07. Numerical Solution to MLE
Numerical Solution to MLE
The method that you applied in the previous two examples was very effective at finding a solution quickly - but that is not always the case. In more complicated problems, finding the analytical solution may involve lengthy computations.
Luckily there is an alternative - numerical solutions to maximum likelihood problems can be found in a fraction of the time. We will explore what a numerical solution to the previous example would look like.
Numerical solution
The graph of the error function from the previous example is seen below. In this example, it is very easy to see where the global minimum is located. However, in more complicated examples with multiple dimensions this is not as trivial.
This MLE can be solved numerically by applying an optimization algorithm. The goal of an optimization algorithm is to speedily find the optimal solution - in this case, the local minimum. There are several different algorithms that can tackle this problem; in SLAM, the gradient descent, Levenberg-Marquardt, and conjugate gradient algorithms are quite common. The gradient-descent algorithm was introduced in term 1, if you need a refresher - please revisit the gradient descent lesson. A very brief summary is also provided below.
Quick Refresher on Gradient Descent
Recall that the gradient of a function is a vector that points in the direction of the greatest rate of change; or in the case of an extrema, is equal to zero.

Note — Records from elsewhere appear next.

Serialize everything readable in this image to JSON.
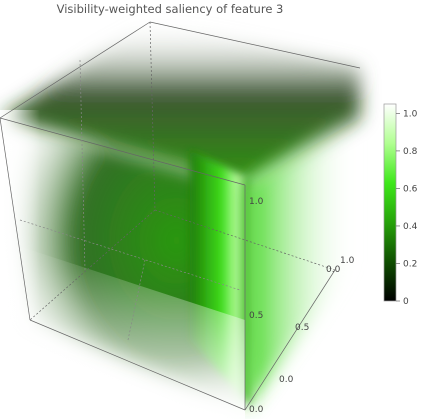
{
  "chart_data": {
    "type": "volume",
    "title": "Visibility-weighted saliency of feature 3",
    "axes": {
      "x": {
        "range": [
          0,
          1
        ],
        "ticks": [
          "0.0",
          "0.5",
          "1.0"
        ],
        "label": ""
      },
      "y": {
        "range": [
          0,
          1
        ],
        "ticks": [
          "0.0",
          "0.5",
          "1.0"
        ],
        "label": ""
      },
      "z": {
        "range": [
          0,
          1
        ],
        "ticks": [
          "0.0",
          "0.5",
          "1.0"
        ],
        "label": ""
      }
    },
    "colorbar": {
      "range": [
        0,
        1.05
      ],
      "ticks": [
        "0",
        "0.2",
        "0.4",
        "0.6",
        "0.8",
        "1.0"
      ],
      "tick_values": [
        0,
        0.2,
        0.4,
        0.6,
        0.8,
        1.0
      ],
      "colors": [
        "#000000",
        "#0f4f00",
        "#27a30a",
        "#3ee81a",
        "#b0ff90",
        "#ffffff"
      ]
    },
    "colormap": "black-green-white",
    "legend_position": "right"
  }
}
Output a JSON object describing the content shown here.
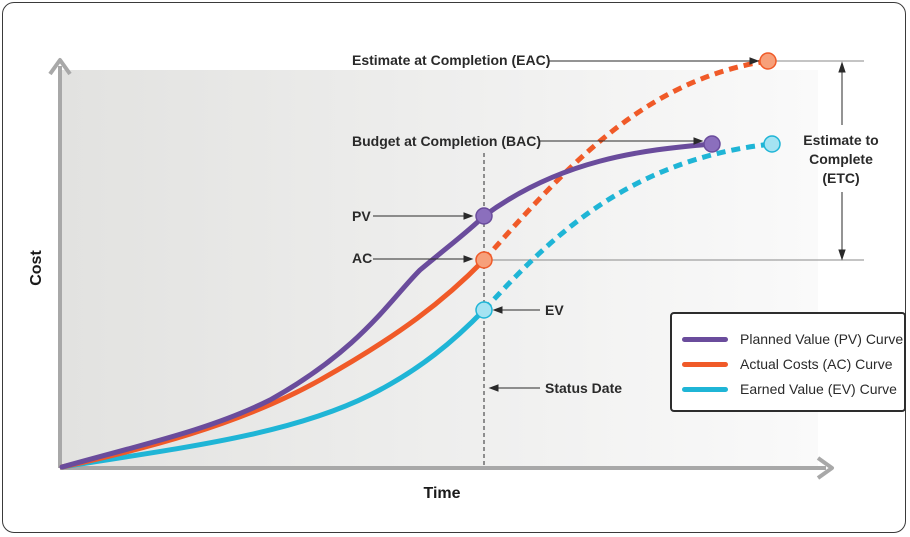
{
  "labels": {
    "eac": "Estimate at Completion (EAC)",
    "bac": "Budget at Completion (BAC)",
    "pv": "PV",
    "ac": "AC",
    "ev": "EV",
    "status_date": "Status Date",
    "etc_line1": "Estimate to",
    "etc_line2": "Complete",
    "etc_line3": "(ETC)",
    "xlabel": "Time",
    "ylabel": "Cost"
  },
  "legend": [
    {
      "label": "Planned Value (PV) Curve",
      "color": "#6a4c9c"
    },
    {
      "label": "Actual Costs (AC) Curve",
      "color": "#f05a28"
    },
    {
      "label": "Earned Value (EV) Curve",
      "color": "#1fb5d6"
    }
  ],
  "colors": {
    "pv": "#6a4c9c",
    "ac": "#f05a28",
    "ev": "#1fb5d6",
    "pv_marker": "#8b6fbd",
    "ac_marker": "#f7a07a",
    "ev_marker": "#a5e3f2",
    "axis": "#a8a8a8",
    "text": "#2a2a2a"
  }
}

In gradient descent - you make an initial guess, and then adjust it incrementally in the direction opposite the gradient. Eventually, you should reach a minimum of the function.
This algorithm does have a shortcoming - in complex distributions, the initial guess can change the end result significantly. Depending on the initial guess, the algorithm converges on two different local minima. The algorithm has no way to determine where the global minimum is - it very naively moves down the steepest slope, and when it reaches a local minima, it considers its task complete. One solution to this problem is to use stochastic gradient descent (SGD). If you need a deeper refresh on SGD, please revisit the stochastic gradient descent lesson from term 1.